Watch out for door-to-door magazine sales
If you happen to get caught up in a door-to-door sales pitch like Christina did and like my wife and I did a year ago, there are a few steps you can take to try and get your money back. But time is of the essence.
In Ohio where both Christina and I live, there is a three-day cooling off period where you can cancel the order. These sales companies don't make it easy, so keep track of all of your records and follow the directions completely. I took the added step of putting a stop payment on the check despite the company's threat of using a collection agency to come after anyone who dared take this action.

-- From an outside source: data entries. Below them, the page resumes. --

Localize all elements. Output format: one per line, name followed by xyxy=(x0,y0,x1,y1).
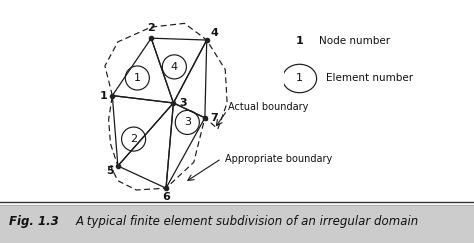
Text: 7: 7 xyxy=(210,113,218,123)
Text: 3: 3 xyxy=(184,117,191,127)
Text: Actual boundary: Actual boundary xyxy=(228,102,309,112)
Text: 1: 1 xyxy=(99,91,107,101)
Text: 1: 1 xyxy=(296,35,303,46)
Text: 2: 2 xyxy=(130,134,137,144)
Text: 4: 4 xyxy=(171,62,178,72)
Text: Appropriate boundary: Appropriate boundary xyxy=(225,154,332,164)
Text: 3: 3 xyxy=(179,98,186,108)
Text: 5: 5 xyxy=(107,166,114,176)
Text: Node number: Node number xyxy=(319,35,390,46)
Text: Element number: Element number xyxy=(326,73,413,84)
Text: 4: 4 xyxy=(210,28,218,38)
Text: 2: 2 xyxy=(147,23,155,33)
Text: 6: 6 xyxy=(162,192,170,202)
Text: Fig. 1.3: Fig. 1.3 xyxy=(9,215,59,228)
Text: A typical finite element subdivision of an irregular domain: A typical finite element subdivision of … xyxy=(76,215,419,228)
Text: 1: 1 xyxy=(134,73,141,83)
Text: 1: 1 xyxy=(296,73,303,84)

If it is too late to stop your check payment, there are a few more things you can try, but frankly your chances of recouping your cash are slim. You can try to use the Better Business Bureau to get your money back from the company (track down the BBB closest to the company's headquarters.) Another step would be to find a fax or direct line for the headquarters and send in your request for cancellation and a refund. Finally if you want to feel particularly vindicated, you can sue in Small Claims court to recover the money that was taken. In Ohio you can sue for up to three times the amount of the original damages, and since the company must have a lawyer represent it, you'll likely get a quick settlement out of court.
I hope you can learn from our mistakes, buying magazines from door to door salespeople is a bad idea. You're better off going to the publisher's website to get the best deal or support a family member's kid selling them through school. Door to door magazine sales are rife with high prices, scams and long delays in receiving magazines, save your money and avoid these traveling liars!